The results presented in this review are based on my thesis defended at Maastricht University on 23 February 2006. The main aim of the study was to assess if disease management programmes (DMPs) for patients with asthma, Chronic Obstructive Pulmonary Disease (COPD) or diabetes mellitus improve quality of care without increasing total health care costs as compared to usual care.
One of the most important elements of the DMPs was the assignment of patients to one specific care provider of a collaborative practice team, consisting of a general practitioner (GP), nurse specialist and medical specialist, as based on complexity of care. Patients with low complexity of care were taken care of by the GP, patients with medium complexity of care received care from the nurse specialist, while the medical specialist treated patients with high complexity of care.
Principles of Health Technology Assessment (HTA) and decision-analysis have been applied to explicitly support decision-making regarding the DMPs.
Literature reviews were undertaken to investigate a range of methodological issues in evaluating disease management programmes. The impact of the disease management programmes on processes and outcomes of care was investigated empirically with quasi-experimental designs. Patients with a diagnosis of asthma, COPD or diabetes mellitus (type 1 or 2) and without severe co-morbidity as heart failure, cancer or end-stage renal disease, were eligible for inclusion.
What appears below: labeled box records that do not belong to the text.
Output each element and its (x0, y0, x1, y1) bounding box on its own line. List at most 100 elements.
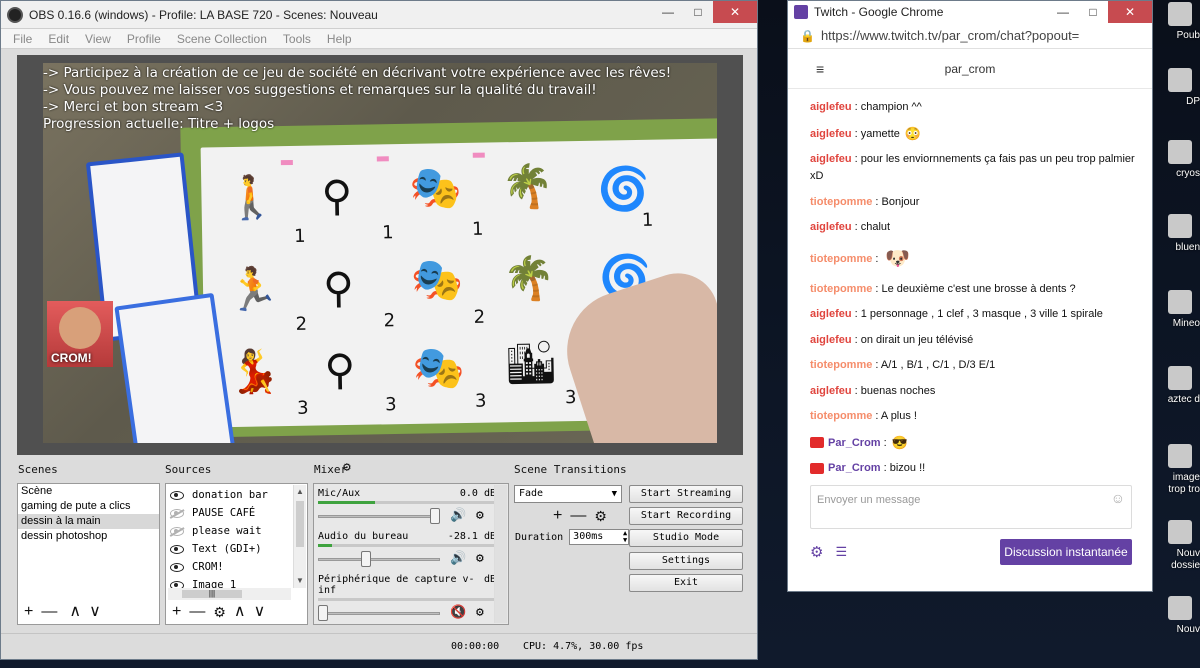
visibility-eye-icon[interactable] (170, 526, 184, 536)
desktop-shortcut[interactable]: cryos (1156, 140, 1200, 180)
send-chat-button[interactable]: Discussion instantanée (1000, 539, 1132, 565)
arrow-down-icon[interactable]: ∨ (89, 604, 101, 620)
scene-item[interactable]: gaming de pute a clics (18, 499, 159, 514)
desktop-shortcut[interactable]: Mineo (1156, 290, 1200, 330)
minus-icon[interactable]: — (189, 604, 205, 620)
chat-username[interactable]: tiotepomme (810, 196, 872, 208)
speaker-icon[interactable]: 🔊 (450, 508, 466, 523)
volume-slider[interactable]: 🔊 ⚙ (318, 508, 496, 524)
settings-button[interactable]: Settings (629, 552, 743, 570)
chat-username[interactable]: aiglefeu (810, 101, 852, 113)
arrow-up-icon[interactable]: ∧ (69, 604, 81, 620)
desktop-shortcut[interactable]: aztec d (1156, 366, 1200, 406)
chat-username[interactable]: aiglefeu (810, 385, 852, 397)
minimize-icon[interactable]: — (653, 1, 683, 23)
exit-button[interactable]: Exit (629, 574, 743, 592)
hamburger-menu-icon[interactable]: ≡ (816, 61, 824, 77)
desktop-shortcut[interactable]: Nouv dossie (1156, 520, 1200, 572)
volume-knob[interactable] (430, 508, 440, 524)
obs-titlebar[interactable]: OBS 0.16.6 (windows) - Profile: LA BASE … (1, 1, 757, 29)
source-item[interactable]: PAUSE CAFÉ (166, 504, 307, 522)
plus-icon[interactable]: + (553, 508, 562, 524)
visibility-eye-icon[interactable] (170, 490, 184, 500)
chat-username[interactable]: tiotepomme (810, 410, 872, 422)
transition-select[interactable]: Fade ▼ (514, 485, 622, 503)
scene-item[interactable]: dessin photoshop (18, 529, 159, 544)
chat-username[interactable]: aiglefeu (810, 127, 852, 139)
source-item[interactable]: CROM! (166, 558, 307, 576)
source-item[interactable]: please wait (166, 522, 307, 540)
scene-item[interactable]: dessin à la main (18, 514, 159, 529)
arrow-down-icon[interactable]: ∨ (254, 604, 266, 620)
list-icon[interactable]: ☰ (835, 544, 847, 560)
start-recording-button[interactable]: Start Recording (629, 507, 743, 525)
desktop-shortcut[interactable]: Nouv (1156, 596, 1200, 636)
minus-icon[interactable]: — (41, 604, 57, 620)
plus-icon[interactable]: + (172, 604, 181, 620)
source-item[interactable]: Text (GDI+) (166, 540, 307, 558)
scroll-down-icon[interactable]: ▼ (294, 574, 306, 588)
scroll-thumb[interactable] (296, 501, 304, 547)
close-icon[interactable]: ✕ (1108, 1, 1152, 23)
chat-username[interactable]: tiotepomme (810, 253, 872, 265)
volume-track[interactable] (318, 558, 440, 561)
gear-icon[interactable]: ⚙ (476, 605, 484, 620)
chat-username[interactable]: tiotepomme (810, 359, 872, 371)
chrome-titlebar[interactable]: Twitch - Google Chrome — □ ✕ (788, 1, 1152, 23)
sources-scrollbar[interactable]: ▲ ▼ (293, 485, 306, 588)
minimize-icon[interactable]: — (1048, 1, 1078, 23)
desktop-shortcut[interactable]: bluen (1156, 214, 1200, 254)
gear-icon[interactable]: ⚙ (213, 604, 226, 620)
menu-edit[interactable]: Edit (40, 32, 77, 46)
chat-username[interactable]: Par_Crom (828, 437, 881, 449)
scene-item[interactable]: Scène (18, 484, 159, 499)
preview-canvas[interactable]: 🚶 ⚲ 🎭 🌴 🌀 🏃 ⚲ 🎭 🌴 🌀 💃 ⚲ 🎭 🏙 🌹 1 1 (43, 63, 717, 443)
emoji-icon[interactable]: ☺ (1111, 490, 1125, 506)
address-bar[interactable]: 🔒 https://www.twitch.tv/par_crom/chat?po… (788, 23, 1152, 49)
volume-track[interactable] (318, 515, 440, 518)
menu-tools[interactable]: Tools (275, 32, 319, 46)
gear-icon[interactable]: ⚙ (476, 508, 484, 523)
sources-hscrollbar[interactable]: ||| (168, 588, 291, 600)
studio-mode-button[interactable]: Studio Mode (629, 529, 743, 547)
spin-arrows-icon[interactable]: ▲ ▼ (623, 530, 627, 544)
minus-icon[interactable]: — (570, 508, 586, 524)
menu-scene-collection[interactable]: Scene Collection (169, 32, 275, 46)
maximize-icon[interactable]: □ (683, 1, 713, 23)
arrow-up-icon[interactable]: ∧ (234, 604, 246, 620)
maximize-icon[interactable]: □ (1078, 1, 1108, 23)
visibility-eye-icon[interactable] (170, 544, 184, 554)
chat-username[interactable]: Par_Crom (828, 462, 881, 474)
menu-file[interactable]: File (5, 32, 40, 46)
volume-knob[interactable] (318, 605, 328, 621)
gear-icon[interactable]: ⚙ (810, 543, 823, 561)
chat-username[interactable]: aiglefeu (810, 308, 852, 320)
url-text[interactable]: https://www.twitch.tv/par_crom/chat?popo… (821, 28, 1079, 43)
menu-help[interactable]: Help (319, 32, 360, 46)
desktop-shortcut[interactable]: image trop tro (1156, 444, 1200, 496)
visibility-eye-icon[interactable] (170, 508, 184, 518)
chat-input[interactable]: Envoyer un message ☺ (810, 485, 1132, 529)
close-icon[interactable]: ✕ (713, 1, 757, 23)
chat-username[interactable]: tiotepomme (810, 283, 872, 295)
start-streaming-button[interactable]: Start Streaming (629, 485, 743, 503)
volume-slider[interactable]: 🔊 ⚙ (318, 551, 496, 567)
menu-view[interactable]: View (77, 32, 119, 46)
desktop-shortcut[interactable]: Poub (1156, 2, 1200, 42)
plus-icon[interactable]: + (24, 604, 33, 620)
preview-area[interactable]: 🚶 ⚲ 🎭 🌴 🌀 🏃 ⚲ 🎭 🌴 🌀 💃 ⚲ 🎭 🏙 🌹 1 1 (17, 55, 743, 455)
chat-username[interactable]: aiglefeu (810, 153, 852, 165)
menu-profile[interactable]: Profile (119, 32, 169, 46)
gear-icon[interactable]: ⚙ (476, 551, 484, 566)
hscroll-thumb[interactable]: ||| (182, 590, 242, 598)
visibility-eye-icon[interactable] (170, 562, 184, 572)
duration-spinbox[interactable]: 300ms ▲ ▼ (569, 529, 630, 545)
speaker-muted-icon[interactable]: 🔇 (450, 605, 466, 620)
scroll-up-icon[interactable]: ▲ (294, 485, 306, 499)
chat-username[interactable]: aiglefeu (810, 334, 852, 346)
volume-knob[interactable] (361, 551, 371, 567)
chat-username[interactable]: aiglefeu (810, 221, 852, 233)
desktop-shortcut[interactable]: DP (1156, 68, 1200, 108)
mixer-scrollbar[interactable] (494, 485, 507, 623)
source-item[interactable]: donation bar (166, 486, 307, 504)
In the asthma/COPD study, 975 patients were included of which 70% completed the 12-month data collection. In the diabetes study, 473 patients were included of which 52% completed two-year follow-up. In both studies, the main reason for dropping out was unwillingness to fill out questionnaires. The long-term cost-effectiveness of the disease management programme for patients with asthma was assessed with a fully probabilistic decision-analytic model.
The literature studies showed that several methodological challenges need to be uptaken in assessing the cost-effectiveness of DMPs. The results of the empirical studies showed that redesign of care according to principles of disease management is associated with improvements in quality of care, within the existing budget restraints.
Another important finding was that patients assigned to the nurse specialist benefit most from the implementation of the DMPs. The study indicated that the increased attention to patient education and promotion of self-management plays an important role herein as does the combination of nursing and medical skills.
For the readers of the IJIC it is of special interest to learn that in the short-term, disease control of patients improved, as reflected in less exacerbations and hospital admissions for patients with asthma or COPD and better glycaemic control for patients with diabetes. Self-management behaviour, disease-specific knowledge and patient satisfaction improved for patients with asthma, COPD and diabetes. Quality of life improved for patients with COPD and diabetes, while remaining stable in patients with asthma. Healthcare costs decreased among patients with asthma and remained equal for patients with COPD and diabetes. In the long-term, there is a probability of 90% that the asthma DMP is cost-effective as compared to usual care.
Further observations related to integration of care are: (1) continuous monitoring and optimisation of integrated care is necessary because the processes of care and the cost-effectiveness of DMPs are sensitive to changes in the underlying guidelines, (2) existing management and incentive structures in a particular region need to be considered carefully when designing a programme. If a programme does not ‘fit’ its environment, it will not work optimally and might not fulfil the expectations.
A conclusion relevant to integrated care is that the long-term impact should be considered instead of short-term results when deciding about adoption or rejection of an integrated care programme, since the largest benefits of these innovations are shown to occur in the long-term.